Wow, it's been a long time campers--too long. You had to know that my "crotchiness" would get the better of me and that I would resurface eventually to blow off some proverbial steam. And, you were right.
Idiot Drivers
George Carlin said it best during one of his shows--"Why is it that everyone who drives faster than us is a maniac and everyone who drives slower than us is an idiot?" Right. This never holds more true than when it rains, or when it snows in this city. Think about it. The people that are causing all of the problems on the roadways during these times are people either driving way too fast, or way too slow. I could maybe overlook this phenomenon if say--we lived in the Carribean and it suddenly started to snow, but for fuck sake--this is the midwest-- it snows here in June! And some people are mesmerized by the falling snow as if it were Blow Pops falling from the sky and not the frozen white flakes that we see here every winter...fall...and spring. It's simple peeps; drive the speed limit and don't be a jackass and we'll all get home in a timely manner. Whew, that really felt good!
Stupid Parents
I don't have kids, but one day I will. This would logically mean that I have not raised a child yet, so I'm not professing that I'm an expert on the subject. But, I do know how to say words like no, stop that, and sit down though. Short story. I'm standing in line waiting for my order at Costello's (fantastic place, BTW) in Lincoln Square last week and there are two kids running around the place like Rosie O'Donnell at a Cinnabon. They were running into people, into walls, and into chairs.Where are the two parents you might ask? Feeding their faces without a care in the world--paying no attention to them what so ever. Here's a suggestion--put down the turkey club and try parenting for a few minutes. Or how about saying the word no, that may work also. I'm sure that the little buggers know that word--it's usually the first fucking word that they learn, isn't it?
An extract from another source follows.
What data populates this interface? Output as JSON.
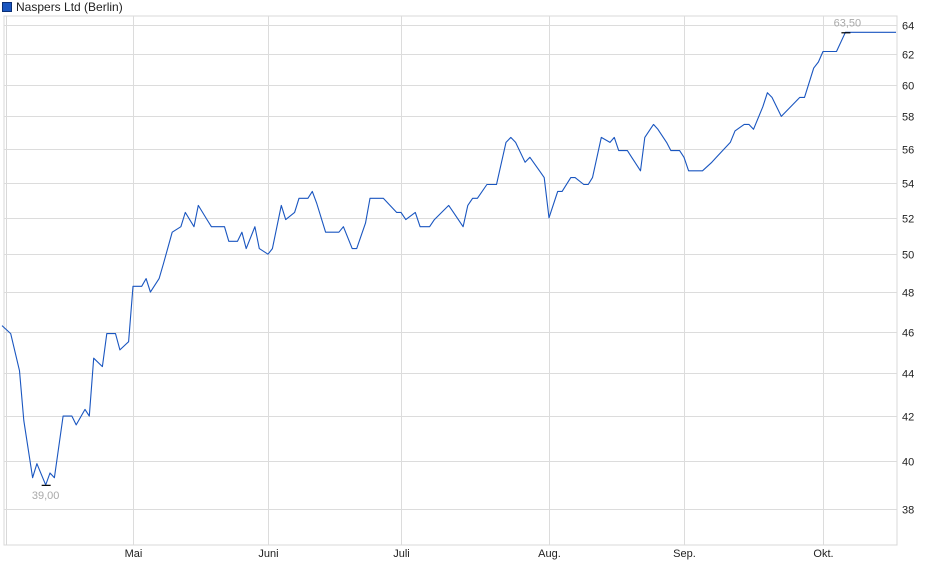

Look, you don't have to yell and scream. You don't have to smack them. But, you do have to do something that resembles parenting for god sake!
The Airport
Why in the hell is everything at O'Hare so expensive? Are the airport's bean counters afraid your plane is going to crash and this might be the last time to screw you out of more money? A pack of gum $3? Bottled water $4? A $1 double cheesburger (at any Chicagoland McDonald's) at the O'Hare McDonald's--$1.49? And the airlines are even worse! I could just see the round table discussions at their board meetings and their thought processes. Our numbers are down and we want to woo our customers back...so how do we do it? OK, here is our Action Plan:
1.) More delays so more people miss their connecting flights.
2.) Charge $35 a bag and if they go over the 50lbs. mark, charge them an extra $50.
3.) Charge passengers $5 for headphones, $4 for a 1/4 can of Pringles, and $8 for a stale turkey sandwich but our overly iced drinks will remain FREE. Oh yeah, discourage the passengers from paying with cash and insist on credit cards just for shits and giggles.
4.) And finally, for flights that are over 6 hours let's make sure that we show two of the worst movies made that year to ensure a more miserable flight for our customers.
Thank you for flying U.S. Airways, have a wonderful day....
Which, by the way, I will never do again campers. Until we meet again.